23 May 2026, 18:27

Wolfenbüttel stoppt geplante Fahrradschnellverbindung nach Braunschweig wegen Haushaltsnot

Wolfenbüttel: CDU und FDP fordern Überdenken der Radwegeausbau

Wolfenbüttel stoppt geplante Fahrradschnellverbindung nach Braunschweig wegen Haushaltsnot

Pläne für eine neue Fahrradschnellverbindung zwischen Wolfenbüttel und Braunschweig wurden gestrichen. Die CDU- und FDP-Fraktionen im Stadtrat begründeten die Einstellung des Projekts mit einem Haushaltsdefizit von 19 Millionen Euro. Beide Parteien argumentieren nun, dass die bestehenden Verbindungen nach Braunschweig bereits ausreichen.

Die Entscheidung folgt einer Prüfung der finanziellen Auswirkungen des Vorhabens auf die Stadt. Selbst mit Fördermitteln hätte Wolfenbüttel direkte Kosten in Höhe von 1,5 Millionen Euro für das nun verworfene Projekt tragen müssen.

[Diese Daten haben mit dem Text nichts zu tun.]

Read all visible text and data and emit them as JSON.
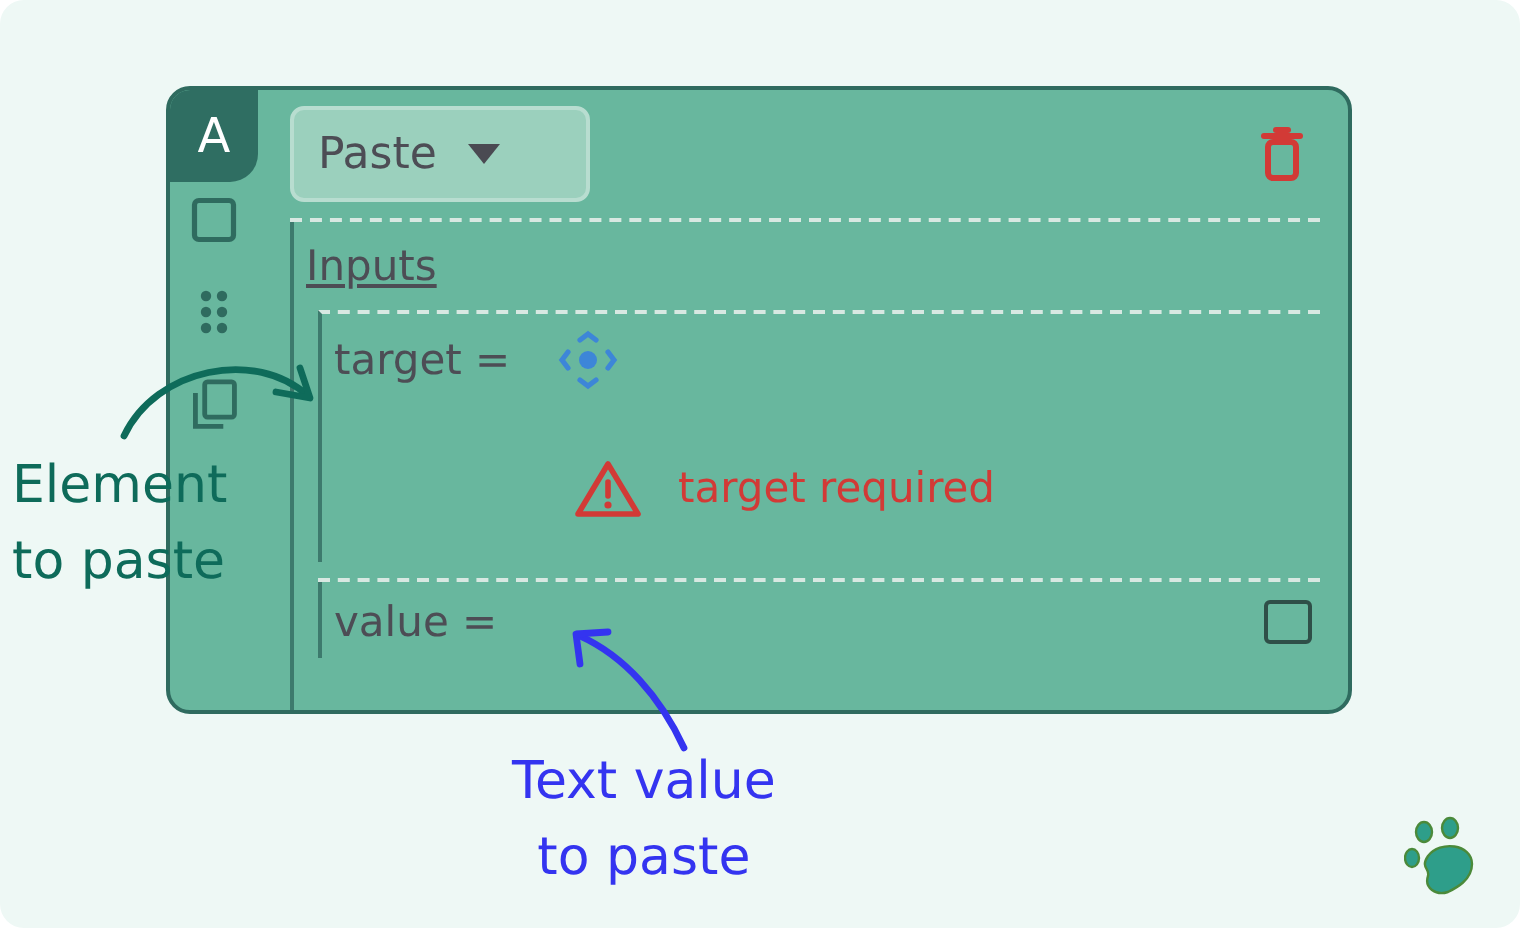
{
  "block": {
    "badge": "A",
    "dropdown": {
      "label": "Paste"
    },
    "section": "Inputs",
    "inputs": [
      {
        "label": "target =",
        "kind": "element",
        "error": "target required"
      },
      {
        "label": "value =",
        "kind": "text",
        "checked": false
      }
    ]
  },
  "annotations": [
    {
      "text": "Element\nto paste",
      "color": "#0e6b5a"
    },
    {
      "text": "Text value\nto paste",
      "color": "#3434f0"
    }
  ]
}
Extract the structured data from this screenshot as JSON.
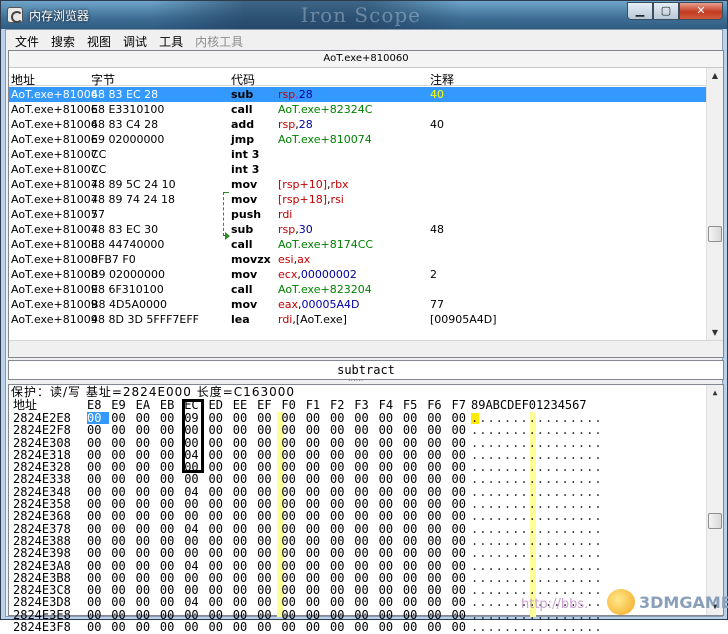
{
  "window": {
    "title": "内存浏览器",
    "title_decor_text": "Iron Scope",
    "buttons": {
      "minimize": "▁",
      "maximize": "▢",
      "close": "✕"
    }
  },
  "menu": {
    "items": [
      {
        "label": "文件",
        "disabled": false
      },
      {
        "label": "搜索",
        "disabled": false
      },
      {
        "label": "视图",
        "disabled": false
      },
      {
        "label": "调试",
        "disabled": false
      },
      {
        "label": "工具",
        "disabled": false
      },
      {
        "label": "内核工具",
        "disabled": true
      }
    ]
  },
  "disassembler": {
    "header_address": "AoT.exe+810060",
    "columns": {
      "address": "地址",
      "bytes": "字节",
      "opcode": "代码",
      "comment": "注释"
    },
    "rows": [
      {
        "addr": "AoT.exe+81006",
        "bytes": "48 83 EC 28",
        "op": "sub",
        "args": [
          [
            "reg",
            "rsp"
          ],
          [
            "plain",
            ","
          ],
          [
            "num",
            "28"
          ]
        ],
        "cmt": "40",
        "selected": true
      },
      {
        "addr": "AoT.exe+81006",
        "bytes": "E8 E3310100",
        "op": "call",
        "args": [
          [
            "sym",
            "AoT.exe+82324C"
          ]
        ],
        "cmt": ""
      },
      {
        "addr": "AoT.exe+81006",
        "bytes": "48 83 C4 28",
        "op": "add",
        "args": [
          [
            "reg",
            "rsp"
          ],
          [
            "plain",
            ","
          ],
          [
            "num",
            "28"
          ]
        ],
        "cmt": "40"
      },
      {
        "addr": "AoT.exe+81006",
        "bytes": "E9 02000000",
        "op": "jmp",
        "args": [
          [
            "sym",
            "AoT.exe+810074"
          ]
        ],
        "cmt": ""
      },
      {
        "addr": "AoT.exe+81007",
        "bytes": "CC",
        "op": "int 3",
        "args": [],
        "cmt": ""
      },
      {
        "addr": "AoT.exe+81007",
        "bytes": "CC",
        "op": "int 3",
        "args": [],
        "cmt": ""
      },
      {
        "addr": "AoT.exe+81007",
        "bytes": "48 89 5C 24 10",
        "op": "mov",
        "args": [
          [
            "reg",
            "[rsp+10]"
          ],
          [
            "plain",
            ","
          ],
          [
            "reg",
            "rbx"
          ]
        ],
        "cmt": ""
      },
      {
        "addr": "AoT.exe+81007",
        "bytes": "48 89 74 24 18",
        "op": "mov",
        "args": [
          [
            "reg",
            "[rsp+18]"
          ],
          [
            "plain",
            ","
          ],
          [
            "reg",
            "rsi"
          ]
        ],
        "cmt": ""
      },
      {
        "addr": "AoT.exe+81007",
        "bytes": "57",
        "op": "push",
        "args": [
          [
            "reg",
            "rdi"
          ]
        ],
        "cmt": ""
      },
      {
        "addr": "AoT.exe+81007",
        "bytes": "48 83 EC 30",
        "op": "sub",
        "args": [
          [
            "reg",
            "rsp"
          ],
          [
            "plain",
            ","
          ],
          [
            "num",
            "30"
          ]
        ],
        "cmt": "48"
      },
      {
        "addr": "AoT.exe+81008",
        "bytes": "E8 44740000",
        "op": "call",
        "args": [
          [
            "sym",
            "AoT.exe+8174CC"
          ]
        ],
        "cmt": ""
      },
      {
        "addr": "AoT.exe+81008",
        "bytes": "0FB7 F0",
        "op": "movzx",
        "args": [
          [
            "reg",
            "esi"
          ],
          [
            "plain",
            ","
          ],
          [
            "reg",
            "ax"
          ]
        ],
        "cmt": ""
      },
      {
        "addr": "AoT.exe+81008",
        "bytes": "B9 02000000",
        "op": "mov",
        "args": [
          [
            "reg",
            "ecx"
          ],
          [
            "plain",
            ","
          ],
          [
            "num",
            "00000002"
          ]
        ],
        "cmt": "2"
      },
      {
        "addr": "AoT.exe+81009",
        "bytes": "E8 6F310100",
        "op": "call",
        "args": [
          [
            "sym",
            "AoT.exe+823204"
          ]
        ],
        "cmt": ""
      },
      {
        "addr": "AoT.exe+81009",
        "bytes": "B8 4D5A0000",
        "op": "mov",
        "args": [
          [
            "reg",
            "eax"
          ],
          [
            "plain",
            ","
          ],
          [
            "num",
            "00005A4D"
          ]
        ],
        "cmt": "77"
      },
      {
        "addr": "AoT.exe+81009",
        "bytes": "48 8D 3D 5FFF7EFF",
        "op": "lea",
        "args": [
          [
            "reg",
            "rdi"
          ],
          [
            "plain",
            ","
          ],
          [
            "plain",
            "[AoT.exe]"
          ]
        ],
        "cmt": "[00905A4D]"
      }
    ]
  },
  "info_bar": {
    "text": "subtract"
  },
  "hex": {
    "status": "保护：读/写   基址=2824E000  长度=C163000",
    "header_addr": "地址",
    "header_cols": [
      "E8",
      "E9",
      "EA",
      "EB",
      "EC",
      "ED",
      "EE",
      "EF",
      "F0",
      "F1",
      "F2",
      "F3",
      "F4",
      "F5",
      "F6",
      "F7"
    ],
    "header_ascii": "89ABCDEF01234567",
    "rows": [
      {
        "addr": "2824E2E8",
        "bytes": [
          "00",
          "00",
          "00",
          "00",
          "09",
          "00",
          "00",
          "00",
          "00",
          "00",
          "00",
          "00",
          "00",
          "00",
          "00",
          "00"
        ]
      },
      {
        "addr": "2824E2F8",
        "bytes": [
          "00",
          "00",
          "00",
          "00",
          "00",
          "00",
          "00",
          "00",
          "00",
          "00",
          "00",
          "00",
          "00",
          "00",
          "00",
          "00"
        ]
      },
      {
        "addr": "2824E308",
        "bytes": [
          "00",
          "00",
          "00",
          "00",
          "00",
          "00",
          "00",
          "00",
          "00",
          "00",
          "00",
          "00",
          "00",
          "00",
          "00",
          "00"
        ]
      },
      {
        "addr": "2824E318",
        "bytes": [
          "00",
          "00",
          "00",
          "00",
          "04",
          "00",
          "00",
          "00",
          "00",
          "00",
          "00",
          "00",
          "00",
          "00",
          "00",
          "00"
        ]
      },
      {
        "addr": "2824E328",
        "bytes": [
          "00",
          "00",
          "00",
          "00",
          "00",
          "00",
          "00",
          "00",
          "00",
          "00",
          "00",
          "00",
          "00",
          "00",
          "00",
          "00"
        ]
      },
      {
        "addr": "2824E338",
        "bytes": [
          "00",
          "00",
          "00",
          "00",
          "00",
          "00",
          "00",
          "00",
          "00",
          "00",
          "00",
          "00",
          "00",
          "00",
          "00",
          "00"
        ]
      },
      {
        "addr": "2824E348",
        "bytes": [
          "00",
          "00",
          "00",
          "00",
          "04",
          "00",
          "00",
          "00",
          "00",
          "00",
          "00",
          "00",
          "00",
          "00",
          "00",
          "00"
        ]
      },
      {
        "addr": "2824E358",
        "bytes": [
          "00",
          "00",
          "00",
          "00",
          "00",
          "00",
          "00",
          "00",
          "00",
          "00",
          "00",
          "00",
          "00",
          "00",
          "00",
          "00"
        ]
      },
      {
        "addr": "2824E368",
        "bytes": [
          "00",
          "00",
          "00",
          "00",
          "00",
          "00",
          "00",
          "00",
          "00",
          "00",
          "00",
          "00",
          "00",
          "00",
          "00",
          "00"
        ]
      },
      {
        "addr": "2824E378",
        "bytes": [
          "00",
          "00",
          "00",
          "00",
          "04",
          "00",
          "00",
          "00",
          "00",
          "00",
          "00",
          "00",
          "00",
          "00",
          "00",
          "00"
        ]
      },
      {
        "addr": "2824E388",
        "bytes": [
          "00",
          "00",
          "00",
          "00",
          "00",
          "00",
          "00",
          "00",
          "00",
          "00",
          "00",
          "00",
          "00",
          "00",
          "00",
          "00"
        ]
      },
      {
        "addr": "2824E398",
        "bytes": [
          "00",
          "00",
          "00",
          "00",
          "00",
          "00",
          "00",
          "00",
          "00",
          "00",
          "00",
          "00",
          "00",
          "00",
          "00",
          "00"
        ]
      },
      {
        "addr": "2824E3A8",
        "bytes": [
          "00",
          "00",
          "00",
          "00",
          "04",
          "00",
          "00",
          "00",
          "00",
          "00",
          "00",
          "00",
          "00",
          "00",
          "00",
          "00"
        ]
      },
      {
        "addr": "2824E3B8",
        "bytes": [
          "00",
          "00",
          "00",
          "00",
          "00",
          "00",
          "00",
          "00",
          "00",
          "00",
          "00",
          "00",
          "00",
          "00",
          "00",
          "00"
        ]
      },
      {
        "addr": "2824E3C8",
        "bytes": [
          "00",
          "00",
          "00",
          "00",
          "00",
          "00",
          "00",
          "00",
          "00",
          "00",
          "00",
          "00",
          "00",
          "00",
          "00",
          "00"
        ]
      },
      {
        "addr": "2824E3D8",
        "bytes": [
          "00",
          "00",
          "00",
          "00",
          "04",
          "00",
          "00",
          "00",
          "00",
          "00",
          "00",
          "00",
          "00",
          "00",
          "00",
          "00"
        ]
      },
      {
        "addr": "2824E3E8",
        "bytes": [
          "00",
          "00",
          "00",
          "00",
          "00",
          "00",
          "00",
          "00",
          "00",
          "00",
          "00",
          "00",
          "00",
          "00",
          "00",
          "00"
        ]
      },
      {
        "addr": "2824E3F8",
        "bytes": [
          "00",
          "00",
          "00",
          "00",
          "00",
          "00",
          "00",
          "00",
          "00",
          "00",
          "00",
          "00",
          "00",
          "00",
          "00",
          "00"
        ]
      }
    ],
    "ascii_placeholder": "................"
  },
  "watermark": {
    "url": "http://bbs.",
    "brand": "3DMGAME"
  },
  "colors": {
    "selection": "#3399ff",
    "register": "#c00000",
    "symbol": "#008000",
    "number": "#0000a0",
    "highlight_col": "#ffff9a"
  }
}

Die CDU-FDP-Fraktion konzentriert sich stattdessen auf die Verbesserung der Radinfrastruktur innerhalb Wolfenbüttels. Marc Angerstein, Fraktionsvorsitzender der CDU, wies darauf hin, dass wichtige Radverbindungen in der Stadt noch immer unzureichend ausgebaut seien. Er kritisierte frühere Investitionen wie die Fahrradzone in der Schützenstraße als kaum genutzt, während sie gleichzeitig Anwohner belastet hätten.

Die Fraktionen fordern nun, dass alle künftigen Mittel für den Radverkehr ausschließlich in städtische Projekte fließen sollen. Ihr Vorschlag betont den Ausbau von Radwegen innerhalb des Stadtgebiets und argumentiert, dass die Mittel sinnvoll eingesetzt werden müssten. Angerstein erklärte: „Das Geld können wir nur einmal ausgeben“, und unterstrich damit die Notwendigkeit klarer Prioritäten.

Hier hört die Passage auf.